The move to The Baron was the start of Spooner's second and more creative period with ITC. Starting in 1967, he became a sort of "contracted freelancer": he was obliged to write 10 episodes a year for ITC, but he was not exclusively bound to the company.
After The Baron had a cool reception when broadcast by ABC on American television, the show ended its run in Britain. Spooner then turned to an old friend, the television writer Richard Harris, to help him in creating a new venture, Man in a Suitcase. However, the more significant partnership Spooner initiated in 1967 was with Monty Berman, an ITC producer with whom he launched a production company called Scoton Productions. Between 1967 and 1971 Berman and Spooner created The Champions, Department S, its spin-off Jason King, and Randall and Hopkirk (Deceased). None of these programmes lasted more than two series, yet they all survived in the public memory long enough to justify video and DVD releases decades later. Indeed, Randall and Hopkirk (Deceased) was re-imagined by television producers in 2000 for a two-series run. Spooner's time with these programmes revealed not just his great interest in spy fiction, but also his penchant for rewarding friendship. Many former writing partners, including Williamson and Harris, returned to work on Spooner's ITC creations.

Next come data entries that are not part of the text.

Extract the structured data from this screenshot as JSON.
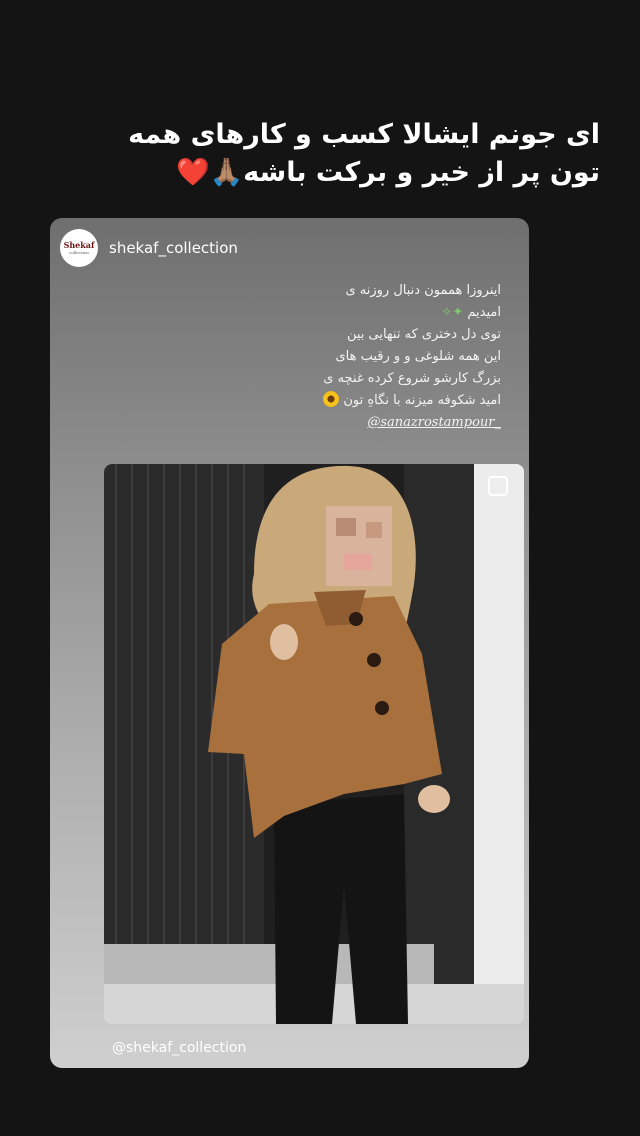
{
  "story": {
    "caption_line1": "ای جونم ایشالا کسب و کارهای همه",
    "caption_line2": "تون پر از خیر و برکت باشه🙏🏽❤️"
  },
  "post": {
    "username": "shekaf_collection",
    "avatar_brand": "Shekaf",
    "avatar_sub": "collection",
    "text_line1": "اینروزا هممون دنبال روزنه ی",
    "text_line2": "امیدیم",
    "text_line3": "توی دل دختری که تنهایی بین",
    "text_line4": "این همه شلوغی و و رقیب های",
    "text_line5": "بزرگ کارشو شروع کرده غنچه ی",
    "text_line6": "امید شکوفه میزنه با نگاهِ تون",
    "mention": "@sanazrostampour_",
    "footer_username": "@shekaf_collection"
  },
  "icons": {
    "sparkle": "sparkle-icon",
    "sunflower": "sunflower-icon",
    "select": "checkbox-icon"
  }
}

Despite his heavy involvement with ITC, Spooner also availed himself of the non-exclusivity of the arrangement. From the late 1960s to the early 1970s he continued to submit scripts to ITV and the BBC. This allowed him to be one of the most prolific writers on The Avengers during the Tara King era, and to successfully submit scripts to Paul Temple and Doomwatch.

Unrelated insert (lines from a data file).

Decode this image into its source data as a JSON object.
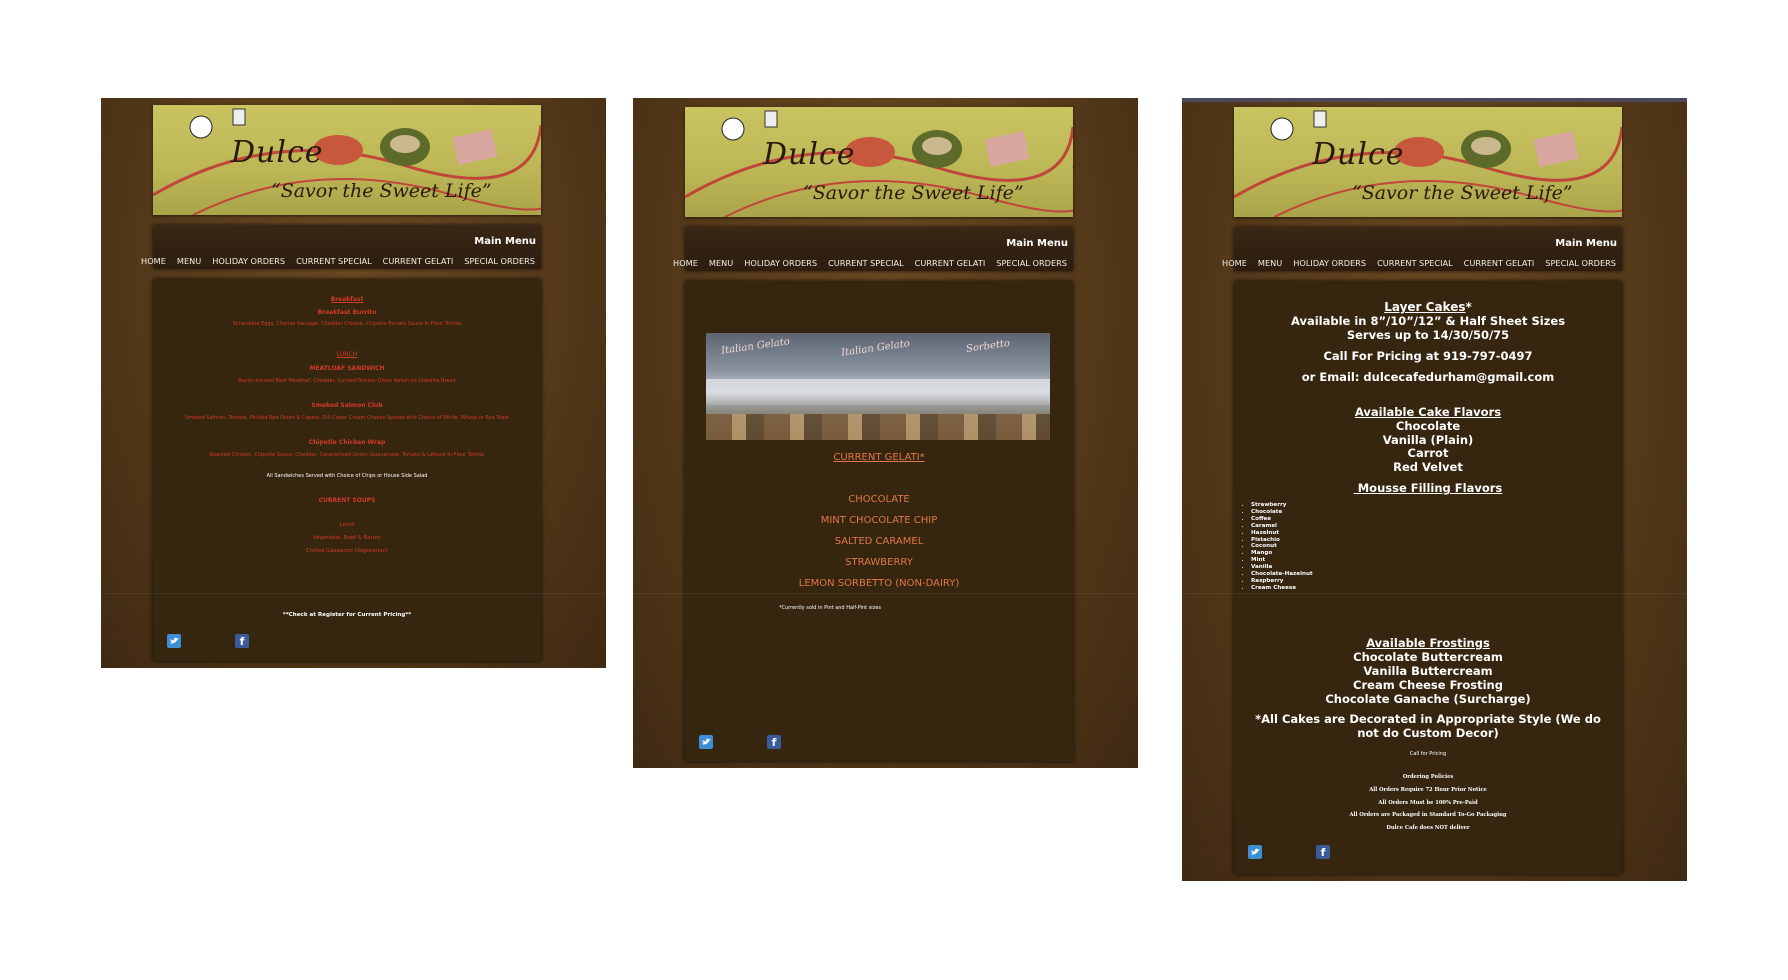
{
  "header": {
    "brand": "Dulce",
    "tagline": "“Savor the Sweet Life”",
    "menu_title": "Main Menu",
    "nav": [
      "HOME",
      "MENU",
      "HOLIDAY ORDERS",
      "CURRENT SPECIAL",
      "CURRENT GELATI",
      "SPECIAL ORDERS"
    ]
  },
  "social": {
    "twitter": "twitter-icon",
    "facebook_glyph": "f"
  },
  "colors": {
    "menu_red": "#d23b2a",
    "gelati_orange": "#e0774a",
    "background_brown": "#5a3d1c",
    "banner_olive": "#bcb656"
  },
  "menu_page": {
    "breakfast_heading": "Breakfast",
    "breakfast_item": "Breakfast Burrito",
    "breakfast_desc": "Scrambled Eggs, Chorizo Sausage, Cheddar Cheese, Chipotle-Tomato Sauce in Flour Tortilla",
    "lunch_heading": "LUNCH",
    "item1_name": "MEATLOAF SANDWICH",
    "item1_desc": "Bacon-Infused Beef Meatloaf, Cheddar, Curried-Tomato-Onion Relish on Ciabatta Bread",
    "item2_name": "Smoked Salmon Club",
    "item2_desc": "Smoked Salmon, Tomato, Pickled Red Onion & Capers, Dill-Caper Cream Cheese Spread with Choice of White, Wheat or Rye Toast",
    "item3_name": "Chipotle Chicken Wrap",
    "item3_desc": "Roasted Chicken, Chipotle Sauce, Cheddar, Caramelized Onion, Guacamole, Tomato & Lettuce in Flour Tortilla",
    "sandwich_note": "All Sandwiches Served with Choice of Chips or House Side Salad",
    "soups_heading": "CURRENT SOUPS",
    "soups": [
      "Lentil",
      "Vegetable, Beef & Barley",
      "Chilled Gazpacho (Vegetarian)"
    ],
    "pricing_note": "**Check at Register for Current Pricing**"
  },
  "gelati_page": {
    "heading": "CURRENT GELATI*",
    "flavors": [
      "CHOCOLATE",
      "MINT CHOCOLATE CHIP",
      "SALTED CARAMEL",
      "STRAWBERRY",
      "LEMON SORBETTO  (NON-DAIRY)"
    ],
    "footnote": "*Currently sold in Pint and Half-Pint sizes",
    "photo_signs": [
      "Italian Gelato",
      "Sorbetto"
    ]
  },
  "special_orders_page": {
    "layer_cakes_heading": "Layer Cakes",
    "layer_cakes_star": "*",
    "sizes": "Available in 8”/10”/12” & Half Sheet Sizes",
    "serves": "Serves up to 14/30/50/75",
    "call": "Call For Pricing at 919-797-0497",
    "email": "or Email:  dulcecafedurham@gmail.com",
    "cake_flavors_heading": "Available Cake Flavors",
    "cake_flavors": [
      "Chocolate",
      "Vanilla (Plain)",
      "Carrot",
      "Red Velvet"
    ],
    "mousse_heading": " Mousse Filling Flavors",
    "mousse_flavors": [
      "Strawberry",
      "Chocolate",
      "Coffee",
      "Caramel",
      "Hazelnut",
      "Pistachio",
      "Coconut",
      "Mango",
      "Mint",
      "Vanilla",
      "Chocolate-Hazelnut",
      "Raspberry",
      "Cream Cheese"
    ],
    "frostings_heading": "Available Frostings",
    "frostings": [
      "Chocolate Buttercream",
      "Vanilla Buttercream",
      "Cream Cheese Frosting",
      "Chocolate Ganache (Surcharge)"
    ],
    "decor_note": "*All Cakes are Decorated in Appropriate Style (We do not do Custom Decor)",
    "call_small": "Call for Pricing",
    "policies_heading": "Ordering Policies",
    "policies": [
      "All Orders Require 72 Hour Prior Notice",
      "All Orders Must be 100% Pre-Paid",
      "All Orders are Packaged  in Standard To-Go Packaging",
      "Dulce Cafe does NOT deliver"
    ]
  }
}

After his contract with ITC lapsed Spooner entered a period of genuine freelance work for the rest of his career. His scripts were accepted for series such as Bergerac and The Professionals. Nevertheless, as had been his motivation for joining The Baron—and, really, that of ITC director Lew Grade—Spooner still longed for some success in the United States. To this end he rejoined Brian Clemens. In 1973 Clemens had begun Thriller, an ATV/ITV anthological mystery series that was shown in the United States under the title ABC Mystery Theatre. Although Spooner wrote only two episodes, he was one of only two writers other than Clemens himself to have done so. When Clemens made his next assault on American television, The New Avengers, Spooner played a much larger role: he and Clemens wrote the overwhelming majority of the scripts. So great was Spooner's contribution to New Avengers that, if considered alongside his work for the parent programme, it makes him the third-most prolific writer for The Avengers, and second only to Clemens for the length of his association with the programme. While this gave Spooner the greatest continuous work of his latter career, neither it nor Thriller led to a long-term presence in the United States. He continued to try to break into the American market, but sold only one idea to a prime time network show: the third season Remington Steele episode "Puzzled Steele" gave story credit to Spooner, Clemens and fellow scriptwriter Jeff Melvoin.
Spooner and his wife Pauline had three children. He was a well-known bridge player and wrote two books, Useful Hints for Useless Players and Diary of a Palooka. He played at Harrow Bridge Club. Spooner died on 20 September 1986 after suffering a heart attack.